The appellate court, with one member of the five-justice panel dissenting, reversed the circuit court’s confirmation of the Commission’s ruling that claimant was not required to submit to a medical examination. 349 Ill. App. 3d 752, 758. The appellate court found that the Commission had misconstrued section 12 of the Act, noting as follows:

“According to the Commission, at the time that [Masonry] requested the examination, it had not agreed to pay benefits to the claimant, was appealing the arbitrator’s finding as to liability and was withholding the payment of TTD benefits pending the outcome of that appeal and, as a consequence, the claimant ‘did not know whether he was “entitled to receive benefits.” ’ The Commission seems to imply that, before a claimant is required to submit to a section 12 examination, he must know that he is entitled to receive benefits. However, we find no authority for such a conclusion either in the language of section 12 or any reported case.

Section 12 of the Act requires an employee ‘entitled to receive disability payments’ to submit, at his employer’s request, to a physical examination. As our supreme court held in Jackson Coal Co. v.
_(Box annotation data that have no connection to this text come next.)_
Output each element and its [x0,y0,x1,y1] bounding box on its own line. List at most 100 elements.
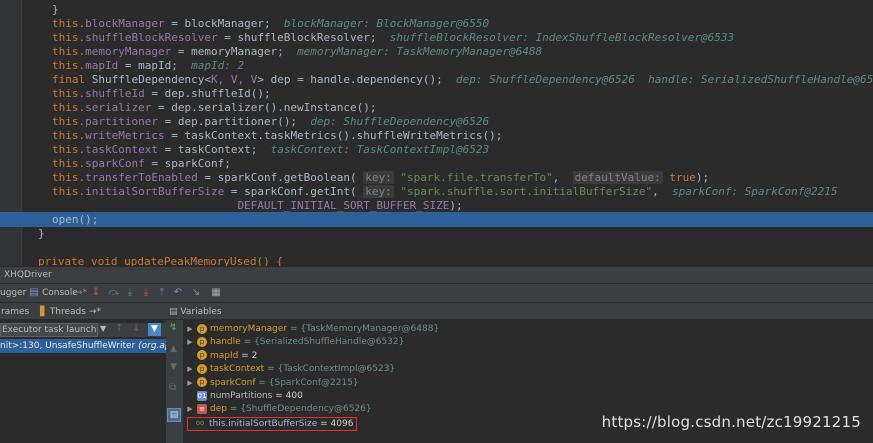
code-line[interactable]: this.initialSortBufferSize = sparkConf.g… [0,184,873,199]
code-token: , [652,185,672,198]
code-token: = dep.serializer().newInstance(); [151,101,377,114]
code-line[interactable]: this.writeMetrics = taskContext.taskMetr… [0,128,873,143]
step-out-icon[interactable]: ⤒ [156,287,168,299]
frames-panel: Executor task launch... ▼ ↑ ↓ ▼ nit>:130… [0,320,166,443]
code-token: } [38,227,45,240]
up-arrow-icon[interactable]: ↑ [115,323,123,334]
code-line[interactable]: } [0,226,873,241]
code-token: writeMetrics [85,129,165,142]
code-line[interactable]: this.sparkConf = sparkConf; [0,156,873,171]
code-line[interactable]: this.blockManager = blockManager; blockM… [0,16,873,31]
code-token: = blockManager; [164,17,284,30]
variable-value: = {SerializedShuffleHandle@6532} [243,337,405,348]
chevron-down-icon[interactable]: ▼ [100,324,106,333]
tab-debugger[interactable]: ugger [0,286,26,301]
code-text: this.mapId = mapId; mapId: 2 [52,58,244,73]
code-token: = sparkConf.getInt( [224,185,364,198]
code-line[interactable]: this.partitioner = dep.partitioner(); de… [0,114,873,129]
variable-value: = {TaskMemoryManager@6488} [289,324,440,334]
code-token: key: [363,185,394,198]
tab-console[interactable]: Console [42,286,78,301]
move-down-icon[interactable]: ▼ [170,362,177,372]
code-line-current[interactable]: open(); [0,212,873,227]
restore-layout-icon[interactable]: ▤ [167,408,181,422]
variable-row[interactable]: p mapId = 2 [183,350,257,363]
variable-row[interactable]: ▶ p sparkConf = {SparkConf@2215} [183,377,359,390]
expand-arrow-icon[interactable]: ▶ [183,323,197,336]
code-token: shuffleBlockResolver: IndexShuffleBlockR… [389,31,735,44]
code-token: transferToEnabled [85,171,198,184]
code-token: defaultValue: [572,171,663,184]
code-token: dep: ShuffleDependency@6526 [310,115,490,128]
code-line[interactable]: } [0,2,873,17]
code-token: = sparkConf; [144,157,231,170]
code-token: mapId: 2 [191,59,245,72]
thread-selector-bar: Executor task launch... ▼ ↑ ↓ ▼ [0,323,166,337]
code-token: taskContext [85,143,158,156]
code-line[interactable]: this.serializer = dep.serializer().newIn… [0,100,873,115]
variable-name: handle [210,337,241,348]
code-token: K, V, V [210,73,258,86]
variable-name: sparkConf [210,377,256,388]
show-execution-point-icon[interactable]: ↧ [90,287,102,299]
code-token: this. [52,157,86,170]
drop-frame-icon[interactable]: ↶ [172,287,184,299]
variable-row[interactable]: ▶ p memoryManager = {TaskMemoryManager@648… [183,323,439,336]
code-text: private void updatePeakMemoryUsed() { [38,254,283,266]
variable-row[interactable]: oo this.initialSortBufferSize = 4096 [187,416,358,431]
variable-type-icon: 01 [197,390,207,401]
code-token: serializer [85,101,152,114]
variable-type-icon: p [197,363,207,374]
code-editor[interactable]: } this.blockManager = blockManager; block… [0,0,873,266]
code-token: = dep.partitioner(); [157,115,311,128]
copy-icon[interactable]: ⧉ [169,382,176,393]
thread-select[interactable]: Executor task launch... [0,323,98,337]
code-token: = mapId; [118,59,192,72]
step-into-icon[interactable]: ⤓ [124,287,136,299]
variable-row[interactable]: ▶ p handle = {SerializedShuffleHandle@6532… [183,336,404,349]
expand-arrow-icon[interactable]: ▶ [183,336,197,349]
code-token: key: [363,171,394,184]
code-line[interactable]: final ShuffleDependency<K, V, V> dep = h… [0,72,873,87]
code-line[interactable]: DEFAULT_INITIAL_SORT_BUFFER_SIZE); [0,198,873,213]
debug-session-title: XHQDriver [4,270,52,280]
evaluate-expression-icon[interactable]: ▦ [210,287,222,299]
frame-item-package: (org.apa [138,341,166,351]
code-line[interactable]: this.transferToEnabled = sparkConf.getBo… [0,170,873,185]
code-token: this. [52,171,86,184]
code-token: = taskContext.taskMetrics().shuffleWrite… [164,129,503,142]
variable-value: = 2 [241,350,258,361]
code-text: this.partitioner = dep.partitioner(); de… [52,114,489,129]
expand-arrow-icon[interactable]: ▶ [183,363,197,376]
frames-header[interactable]: rames →* [0,304,40,333]
code-line[interactable]: this.mapId = mapId; mapId: 2 [0,58,873,73]
down-arrow-icon[interactable]: ↓ [132,323,140,334]
variable-value: = {SparkConf@2215} [258,377,359,388]
filter-icon[interactable]: ▼ [148,323,161,336]
run-to-cursor-icon[interactable]: ↘ [190,287,202,299]
code-line[interactable]: this.taskContext = taskContext; taskCont… [0,142,873,157]
tab-console-arrow[interactable]: →* [75,286,87,301]
variable-row[interactable]: ▶ ≡ dep = {ShuffleDependency@6526} [183,403,372,416]
code-text: this.shuffleBlockResolver = shuffleBlock… [52,30,734,45]
code-line[interactable] [0,240,873,255]
code-token: this. [52,31,86,44]
expand-arrow-icon[interactable]: ▶ [183,403,197,416]
frame-item-selected[interactable]: nit>:130, UnsafeShuffleWriter (org.apa [0,339,166,353]
move-up-icon[interactable]: ▲ [170,344,177,354]
code-line[interactable]: this.shuffleBlockResolver = shuffleBlock… [0,30,873,45]
threads-header[interactable]: ▋ Threads →* [40,304,166,320]
code-text: } [38,226,45,241]
code-line[interactable]: this.shuffleId = dep.shuffleId(); [0,86,873,101]
code-line[interactable]: private void updatePeakMemoryUsed() { [0,254,873,266]
step-over-icon[interactable]: ⤼ [108,287,120,299]
code-token: this. [52,185,86,198]
variable-type-icon: p [197,336,207,347]
variable-row[interactable]: ▶ p taskContext = {TaskContextImpl@6523} [183,363,395,376]
variables-header: ▤ Variables [166,304,873,320]
force-step-into-icon[interactable]: ⤓ [140,287,152,299]
expand-arrow-icon[interactable]: ▶ [183,377,197,390]
add-watch-icon[interactable]: ↯ [169,322,177,333]
variable-row[interactable]: 01 numPartitions = 400 [183,390,303,403]
code-line[interactable]: this.memoryManager = memoryManager; memo… [0,44,873,59]
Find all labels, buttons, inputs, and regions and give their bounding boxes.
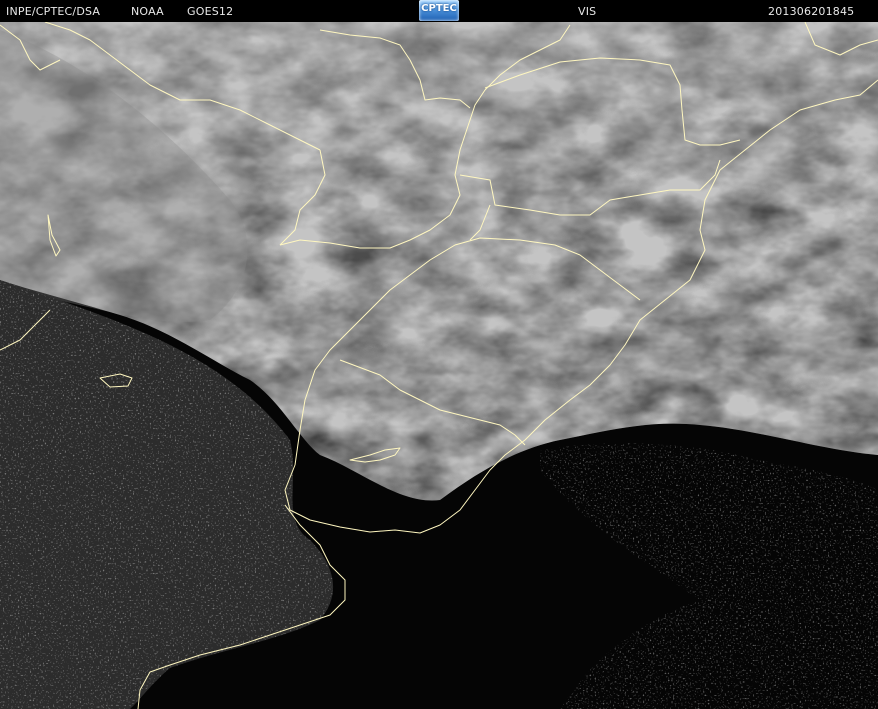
institution-label: INPE/CPTEC/DSA xyxy=(6,5,101,18)
cptec-logo: CPTEC xyxy=(419,0,459,21)
image-header-bar: INPE/CPTEC/DSA NOAA GOES12 CPTEC VIS 201… xyxy=(0,0,878,22)
satellite-label: GOES12 xyxy=(187,5,234,18)
channel-label: VIS xyxy=(578,5,597,18)
satellite-image-frame: INPE/CPTEC/DSA NOAA GOES12 CPTEC VIS 201… xyxy=(0,0,878,709)
satellite-scene xyxy=(0,22,878,709)
cptec-logo-text: CPTEC xyxy=(421,3,457,14)
agency-label: NOAA xyxy=(131,5,164,18)
timestamp-label: 201306201845 xyxy=(768,5,855,18)
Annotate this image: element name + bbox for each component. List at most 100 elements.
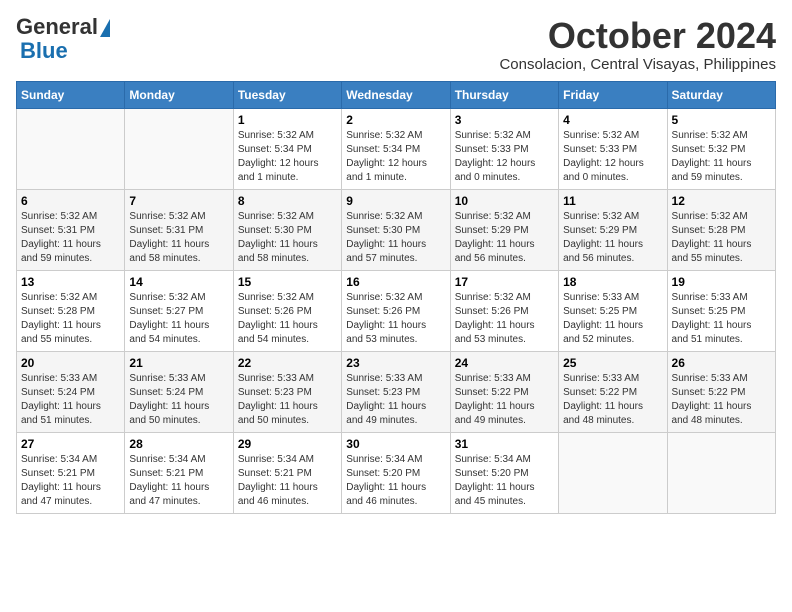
calendar-cell: 9 Sunrise: 5:32 AMSunset: 5:30 PMDaylight…	[342, 189, 450, 270]
calendar-cell	[667, 432, 775, 513]
calendar-cell: 6 Sunrise: 5:32 AMSunset: 5:31 PMDaylight…	[17, 189, 125, 270]
day-number: 9	[346, 194, 445, 208]
day-info: Sunrise: 5:33 AMSunset: 5:22 PMDaylight:…	[455, 372, 554, 428]
calendar-cell: 28 Sunrise: 5:34 AMSunset: 5:21 PMDayligh…	[125, 432, 233, 513]
page-header: General Blue October 2024 Consolacion, C…	[16, 16, 776, 73]
column-header-saturday: Saturday	[667, 81, 775, 108]
day-number: 16	[346, 275, 445, 289]
day-number: 18	[563, 275, 662, 289]
day-number: 5	[672, 113, 771, 127]
day-number: 29	[238, 437, 337, 451]
column-header-thursday: Thursday	[450, 81, 558, 108]
day-number: 27	[21, 437, 120, 451]
calendar-cell: 2Sunrise: 5:32 AMSunset: 5:34 PMDaylight…	[342, 108, 450, 189]
day-info: Sunrise: 5:32 AMSunset: 5:28 PMDaylight:…	[672, 210, 771, 266]
day-info: Sunrise: 5:34 AMSunset: 5:21 PMDaylight:…	[129, 453, 228, 509]
calendar-cell: 18Sunrise: 5:33 AMSunset: 5:25 PMDayligh…	[559, 270, 667, 351]
day-info: Sunrise: 5:32 AMSunset: 5:31 PMDaylight:…	[21, 210, 120, 266]
calendar-cell: 30 Sunrise: 5:34 AMSunset: 5:20 PMDayligh…	[342, 432, 450, 513]
day-info: Sunrise: 5:32 AMSunset: 5:34 PMDaylight:…	[346, 129, 445, 185]
column-header-tuesday: Tuesday	[233, 81, 341, 108]
calendar-cell: 23 Sunrise: 5:33 AMSunset: 5:23 PMDayligh…	[342, 351, 450, 432]
day-number: 24	[455, 356, 554, 370]
day-info: Sunrise: 5:32 AMSunset: 5:31 PMDaylight:…	[129, 210, 228, 266]
calendar-cell	[559, 432, 667, 513]
calendar-body: 1 Sunrise: 5:32 AMSunset: 5:34 PMDaylight…	[17, 108, 776, 513]
day-info: Sunrise: 5:32 AMSunset: 5:30 PMDaylight:…	[346, 210, 445, 266]
day-number: 17	[455, 275, 554, 289]
calendar-cell: 7Sunrise: 5:32 AMSunset: 5:31 PMDaylight…	[125, 189, 233, 270]
day-info: Sunrise: 5:34 AMSunset: 5:20 PMDaylight:…	[346, 453, 445, 509]
day-number: 26	[672, 356, 771, 370]
calendar-cell: 14 Sunrise: 5:32 AMSunset: 5:27 PMDayligh…	[125, 270, 233, 351]
day-info: Sunrise: 5:33 AMSunset: 5:22 PMDaylight:…	[672, 372, 771, 428]
day-number: 30	[346, 437, 445, 451]
day-number: 1	[238, 113, 337, 127]
title-block: October 2024 Consolacion, Central Visaya…	[499, 16, 776, 73]
day-number: 22	[238, 356, 337, 370]
day-number: 3	[455, 113, 554, 127]
day-number: 13	[21, 275, 120, 289]
week-row-4: 20 Sunrise: 5:33 AMSunset: 5:24 PMDayligh…	[17, 351, 776, 432]
day-info: Sunrise: 5:33 AMSunset: 5:25 PMDaylight:…	[672, 291, 771, 347]
day-number: 25	[563, 356, 662, 370]
calendar-cell: 25 Sunrise: 5:33 AMSunset: 5:22 PMDayligh…	[559, 351, 667, 432]
week-row-2: 6 Sunrise: 5:32 AMSunset: 5:31 PMDaylight…	[17, 189, 776, 270]
day-info: Sunrise: 5:32 AMSunset: 5:33 PMDaylight:…	[563, 129, 662, 185]
day-number: 8	[238, 194, 337, 208]
day-info: Sunrise: 5:34 AMSunset: 5:21 PMDaylight:…	[21, 453, 120, 509]
calendar-cell: 5Sunrise: 5:32 AMSunset: 5:32 PMDaylight…	[667, 108, 775, 189]
day-number: 31	[455, 437, 554, 451]
day-number: 6	[21, 194, 120, 208]
calendar-cell: 8 Sunrise: 5:32 AMSunset: 5:30 PMDaylight…	[233, 189, 341, 270]
calendar-cell: 31 Sunrise: 5:34 AMSunset: 5:20 PMDayligh…	[450, 432, 558, 513]
day-number: 14	[129, 275, 228, 289]
day-info: Sunrise: 5:32 AMSunset: 5:28 PMDaylight:…	[21, 291, 120, 347]
logo: General Blue	[16, 16, 110, 64]
calendar-cell: 17 Sunrise: 5:32 AMSunset: 5:26 PMDayligh…	[450, 270, 558, 351]
calendar-cell: 12 Sunrise: 5:32 AMSunset: 5:28 PMDayligh…	[667, 189, 775, 270]
day-info: Sunrise: 5:32 AMSunset: 5:26 PMDaylight:…	[455, 291, 554, 347]
day-info: Sunrise: 5:33 AMSunset: 5:24 PMDaylight:…	[129, 372, 228, 428]
logo-text: General	[16, 16, 110, 38]
column-header-wednesday: Wednesday	[342, 81, 450, 108]
day-info: Sunrise: 5:32 AMSunset: 5:29 PMDaylight:…	[455, 210, 554, 266]
calendar-cell: 10 Sunrise: 5:32 AMSunset: 5:29 PMDayligh…	[450, 189, 558, 270]
day-number: 23	[346, 356, 445, 370]
day-info: Sunrise: 5:34 AMSunset: 5:20 PMDaylight:…	[455, 453, 554, 509]
day-info: Sunrise: 5:32 AMSunset: 5:34 PMDaylight:…	[238, 129, 337, 185]
day-info: Sunrise: 5:32 AMSunset: 5:26 PMDaylight:…	[346, 291, 445, 347]
day-number: 15	[238, 275, 337, 289]
calendar-table: SundayMondayTuesdayWednesdayThursdayFrid…	[16, 81, 776, 514]
calendar-cell: 11 Sunrise: 5:32 AMSunset: 5:29 PMDayligh…	[559, 189, 667, 270]
month-title: October 2024	[499, 16, 776, 56]
day-info: Sunrise: 5:32 AMSunset: 5:30 PMDaylight:…	[238, 210, 337, 266]
calendar-cell: 3 Sunrise: 5:32 AMSunset: 5:33 PMDaylight…	[450, 108, 558, 189]
calendar-cell: 21 Sunrise: 5:33 AMSunset: 5:24 PMDayligh…	[125, 351, 233, 432]
week-row-3: 13 Sunrise: 5:32 AMSunset: 5:28 PMDayligh…	[17, 270, 776, 351]
day-number: 11	[563, 194, 662, 208]
day-number: 21	[129, 356, 228, 370]
day-info: Sunrise: 5:32 AMSunset: 5:33 PMDaylight:…	[455, 129, 554, 185]
day-number: 20	[21, 356, 120, 370]
column-header-sunday: Sunday	[17, 81, 125, 108]
calendar-header-row: SundayMondayTuesdayWednesdayThursdayFrid…	[17, 81, 776, 108]
logo-blue: Blue	[20, 38, 68, 63]
day-info: Sunrise: 5:33 AMSunset: 5:23 PMDaylight:…	[346, 372, 445, 428]
calendar-cell: 24 Sunrise: 5:33 AMSunset: 5:22 PMDayligh…	[450, 351, 558, 432]
day-number: 12	[672, 194, 771, 208]
day-number: 10	[455, 194, 554, 208]
location-title: Consolacion, Central Visayas, Philippine…	[499, 56, 776, 73]
week-row-1: 1 Sunrise: 5:32 AMSunset: 5:34 PMDaylight…	[17, 108, 776, 189]
day-info: Sunrise: 5:32 AMSunset: 5:27 PMDaylight:…	[129, 291, 228, 347]
day-info: Sunrise: 5:32 AMSunset: 5:29 PMDaylight:…	[563, 210, 662, 266]
day-number: 28	[129, 437, 228, 451]
calendar-cell: 13 Sunrise: 5:32 AMSunset: 5:28 PMDayligh…	[17, 270, 125, 351]
calendar-cell: 22Sunrise: 5:33 AMSunset: 5:23 PMDayligh…	[233, 351, 341, 432]
calendar-cell: 19 Sunrise: 5:33 AMSunset: 5:25 PMDayligh…	[667, 270, 775, 351]
day-info: Sunrise: 5:33 AMSunset: 5:22 PMDaylight:…	[563, 372, 662, 428]
calendar-cell	[125, 108, 233, 189]
day-number: 4	[563, 113, 662, 127]
calendar-cell: 16 Sunrise: 5:32 AMSunset: 5:26 PMDayligh…	[342, 270, 450, 351]
day-number: 19	[672, 275, 771, 289]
Industrial Comm’n , 295 Ill. 18, 20-21, 128 N.E. 813 (1920):

‘It is not restricted to cases where the employer acknowledges his liability and makes compensation payments. It applies to all cases where the employee is entitled to receive disability payments, and whether he is entitled to them is not dependent on whether the employer acknowledges liability by making the payments.” See also Paradise Coal Co. v. Industrial Comm’n , 301 Ill. 504, 507, 134 N.E. 167 (1922).’ ” 349 Ill. App. 3d at 756.

The appellate court remanded the cause to the Commission to reinstate the arbitrator’s decision limiting claimant’s TTD benefits to the period ending May 27, 1999. 349 Ill. App. 3d at 758-59. Two justices of the panel certified that the case involved a substantial question that warrants consideration by this court. We subsequently allowed claimant’s petition for leave to appeal (177 Ill. 2d R. 315(a)).

ANALYSIS

Claimant initially argues that the Commission made a factual finding as to whether he was an “employee entitled to receive benefits,” and therefore its ruling is subject to the manifest weight of the evidence standard of review. We disagree. The essential facts are undisputed and the matter before us is solely a matter of statutory construction. Accordingly, the case presents a question of law that we review de novo . Sylvester v. Industrial Comm’n , 197 Ill. 2d 225, 232 (2001).